Ma a parte questo, ho trovato un DeConti a suo agio, in grado di imbastire una trama lunga, sensata, certamente semplice e scolastica, derivativa, ma sufficientemente strutturata e svolta con grande linearità. In questo senso, va segnalata la buona costruzione di quella parte della storia che gira intorno al rapporto tra i due (Ex?) fidanzati e a proposito del cellulare della ragazza: lei sale nell’auto del moroso e lo poggia sul cruscotto…i due litigano, per cui lei lo dimentica lì quando scende.

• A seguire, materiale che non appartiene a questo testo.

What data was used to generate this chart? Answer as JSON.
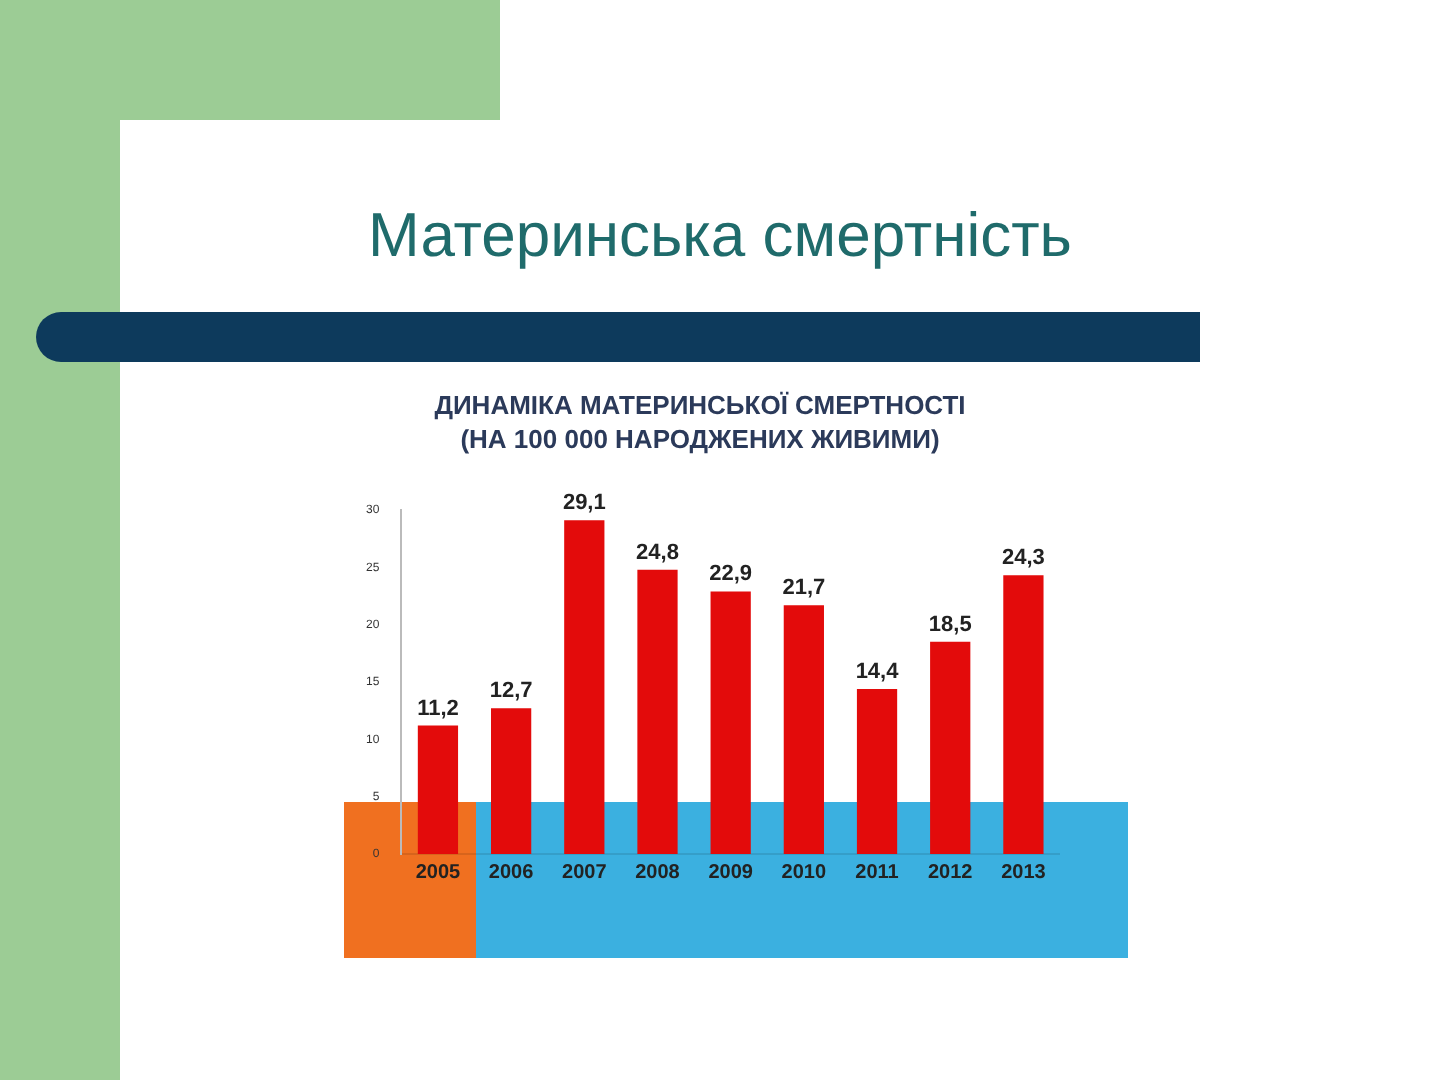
{
  "chart_data": {
    "type": "bar",
    "title": "Материнська смертність",
    "subtitle": "ДИНАМІКА МАТЕРИНСЬКОЇ СМЕРТНОСТІ (НА 100 000 НАРОДЖЕНИХ ЖИВИМИ)",
    "categories": [
      "2005",
      "2006",
      "2007",
      "2008",
      "2009",
      "2010",
      "2011",
      "2012",
      "2013"
    ],
    "values": [
      11.2,
      12.7,
      29.1,
      24.8,
      22.9,
      21.7,
      14.4,
      18.5,
      24.3
    ],
    "value_labels": [
      "11,2",
      "12,7",
      "29,1",
      "24,8",
      "22,9",
      "21,7",
      "14,4",
      "18,5",
      "24,3"
    ],
    "color": "#e30b0b",
    "ylim": [
      0,
      30
    ],
    "yticks": [
      0,
      5,
      10,
      15,
      20,
      25,
      30
    ],
    "grid": false,
    "legend": false
  }
}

Quando all’interno del parcheggio scopre che l’auto non va non ha modo di chiamare aiuto; e quando infine riesce a scappare dall’assassino si ritrova davanti proprio il fidanzato che era tornato indietro per restituirglielo, e col quale può SUBITO – come farebbe chiunque – chiamare la polizia (forse a qualcuno sembrerà poco, ma in tempi come questi in cui certi piccoli elementi sono sottovalutati, finezze come queste sono , a mio parere, da fare presenti).

Appare ormai chiaro che le tematiche più thriller si addicono al regista molto di più di quelle horror o “soprannaturali”. Non posso dire “continua così” perché il corto è antecedente alle altre sue opere, ma in ogni caso mi sembra che quella del thriller a tinte forti sia la strada più congeniale per il nostro DeConti.

In conclusione, “Hidden” è un corto che – se per certi versi lascia ancora molto a desiderare e non dice nulla di nuovo – è comunque piacevole da guardare, veloce, ben costruito e ben narrato, che non si perde in fronzoli stilistici. Non siamo su vette di grandezza, non siamo originali, non siamo geni dello stile o della tecnica, ma riguardo ai contenuti, e rispetto ad altre opere di DeConti che ho avuto modo di vedere, siamo sicuramente molto sopra la sufficienza.